NeurIPS2021

Counterbalancing Learning and Strategic Incentives in Allocation Markets

Jamie Kang, Faidra Monachou, Moran Koren, Itai Ashlagi

被引用 1 次

摘要

This paper considers the problem of offering a scarce object with a common unobserved quality to strategic agents in a priority queue. Each agent has a private signal over the quality of the object and observes the decisions made by other agents. We first show that, under the widely-used first-come-first-served sequential offering mechanism, herding behavior emerges: initial rejections create an information cascade resulting in inefficient waste.

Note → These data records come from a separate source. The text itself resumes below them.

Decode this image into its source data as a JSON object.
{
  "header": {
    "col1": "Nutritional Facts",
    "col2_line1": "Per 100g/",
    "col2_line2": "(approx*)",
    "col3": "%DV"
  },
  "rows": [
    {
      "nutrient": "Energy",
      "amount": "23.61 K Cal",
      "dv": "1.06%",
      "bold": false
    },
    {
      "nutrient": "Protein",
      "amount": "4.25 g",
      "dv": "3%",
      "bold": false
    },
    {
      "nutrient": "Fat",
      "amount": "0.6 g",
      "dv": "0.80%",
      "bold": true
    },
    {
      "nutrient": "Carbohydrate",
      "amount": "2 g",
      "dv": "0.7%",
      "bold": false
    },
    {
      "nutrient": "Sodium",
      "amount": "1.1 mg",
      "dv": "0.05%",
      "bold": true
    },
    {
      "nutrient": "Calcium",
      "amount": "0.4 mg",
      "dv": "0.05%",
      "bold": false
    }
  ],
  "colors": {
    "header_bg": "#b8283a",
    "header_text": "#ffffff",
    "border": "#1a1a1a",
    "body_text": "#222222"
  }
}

To address this issue, we then introduce a class of batching mechanisms. Agents in each batch report whether they would be willing to accept or reject the object based on their private signals and prior information. If the majority opts to accept, the object is randomly allocated within that batch. We prove that suitable batching mechanisms are incentive-compatible and improve efficiency. A key property of the mechanism is the gradual increase of the batch size after each failed allocation; the size is chosen so that it elicits as much information as possible without distorting the incentives of agents to report truthfully. Additionally, from a healthcare policy perspective, our results can shed light on the large wastage in organ allocation. In particular, wastage that arises due to herding may be reduced by applying adaptive simultaneous offering mechanisms.